Opposition makes a pitch for joint presidential candidate
The emphatic electoral victories of the Bharatiya Janata Party seem to have awakened Opposition parties to the need for unity and even be willing to shed long-held ideological positions in a spirit of accommodation.
This was evident on Monday as prominent Opposition leaders met to advocate “unity of progressive forces” to "fight the challenge to the democratic and secular character of the Constitution by the Sangh Parivar." The occasion that brought these leaders on the same platform was an event to mark the 95th birth anniversary of veteran socialist leader Madhu Limaye, who was a strong votary of antiCongressism.
Leaders like Communist Party of India (Marxist) chief Sitaram Yechury said fielding a common presidential candidate would be the acid test of Opposition unity. “First let's achieve this. Then we can talk about the next step.” But he cautioned that a grand alliance would fail if it were to focus only on electoral arithmetic. Yechury advocated that progressive democratic forces should sit together to agree on a common minimum programme as an evidence of their ideological coherence.
The Communists have had deep ideological differences with the Congress and socialists, but Yechury recounted the several points of congruence and their shared history. On issues like triple talaq, Yechury said it was arbitrary and all religions should follow a uniform civil code, where not just triple talaq but also abandoning one’s wife without divorce is illegal.

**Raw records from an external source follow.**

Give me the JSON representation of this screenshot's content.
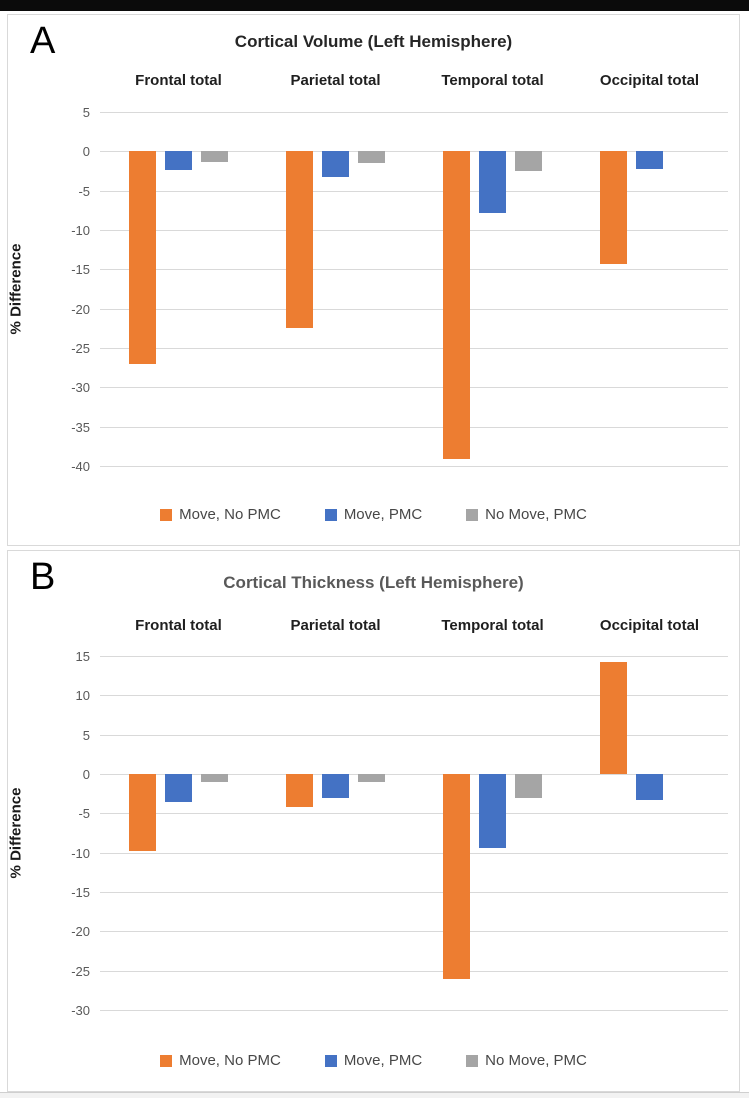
{
  "frame": {
    "panel_a_label": "A",
    "panel_b_label": "B"
  },
  "chart_data": [
    {
      "type": "bar",
      "panel_label": "A",
      "title": "Cortical Volume (Left Hemisphere)",
      "ylabel": "% Difference",
      "categories": [
        "Frontal total",
        "Parietal total",
        "Temporal total",
        "Occipital total"
      ],
      "series": [
        {
          "name": "Move, No PMC",
          "color": "#ED7D31",
          "values": [
            -27,
            -22.4,
            -39.1,
            -14.3
          ]
        },
        {
          "name": "Move, PMC",
          "color": "#4472C4",
          "values": [
            -2.4,
            -3.2,
            -7.8,
            -2.3
          ]
        },
        {
          "name": "No Move, PMC",
          "color": "#A5A5A5",
          "values": [
            -1.4,
            -1.5,
            -2.5,
            0
          ]
        }
      ],
      "ylim": [
        -40,
        5
      ],
      "ytick_step": 5,
      "grid": true,
      "legend_position": "bottom",
      "title_color": "#262626",
      "grid_color": "#d9d9d9"
    },
    {
      "type": "bar",
      "panel_label": "B",
      "title": "Cortical Thickness (Left Hemisphere)",
      "ylabel": "% Difference",
      "categories": [
        "Frontal total",
        "Parietal total",
        "Temporal total",
        "Occipital total"
      ],
      "series": [
        {
          "name": "Move, No PMC",
          "color": "#ED7D31",
          "values": [
            -9.8,
            -4.2,
            -26,
            14.3
          ]
        },
        {
          "name": "Move, PMC",
          "color": "#4472C4",
          "values": [
            -3.5,
            -3,
            -9.4,
            -3.3
          ]
        },
        {
          "name": "No Move, PMC",
          "color": "#A5A5A5",
          "values": [
            -1,
            -1,
            -3,
            0
          ]
        }
      ],
      "ylim": [
        -30,
        15
      ],
      "ytick_step": 5,
      "grid": true,
      "legend_position": "bottom",
      "title_color": "#595959",
      "grid_color": "#d9d9d9"
    }
  ]
}
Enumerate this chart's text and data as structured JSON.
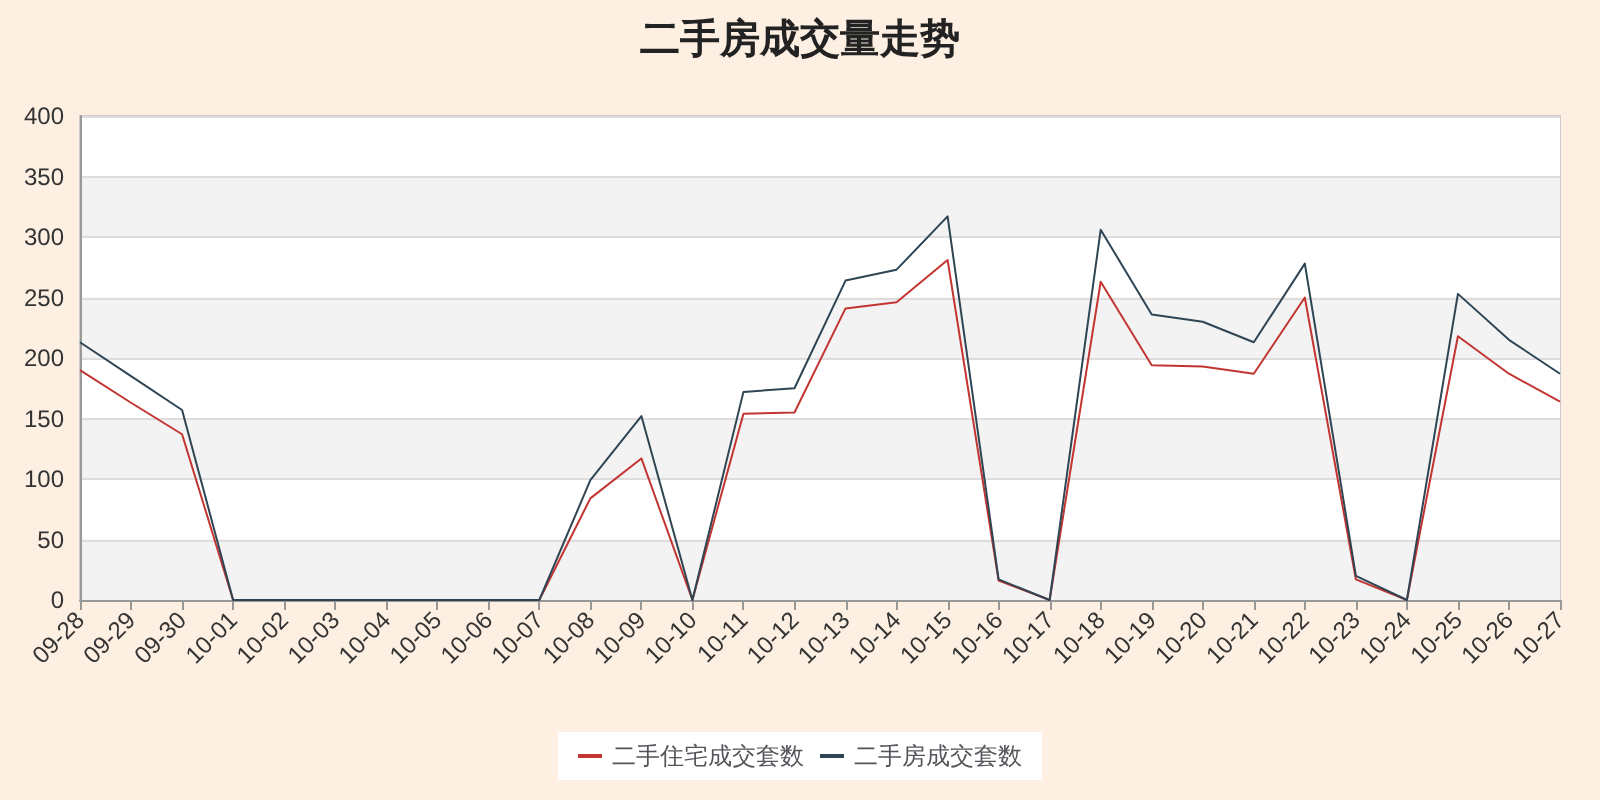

Congress leader Digvijaya Singh has been one of the most acerbic critics of the Sangh Parivar. But in his speech, Singh indicated that the time has come to embrace secularism as defined by Mahatma Gandhi and jettison the secularism of Jawaharlal Nehru. He said the secularism of Gandhi and of Nehru were distinct. “Gandhian secularism is more relevant to India,” Singh said, emphasising that it was Gandhi’s secularism that had stopped the advance of the Rashtriya Swayamsevak Sangh. He said Hindu and Muslim communalism were two sides of the same coin and needed to be fought with equal vigour.
The leitmotif of the politics of Janata Dal (United) leader Sharad Yadav has been antiCongress.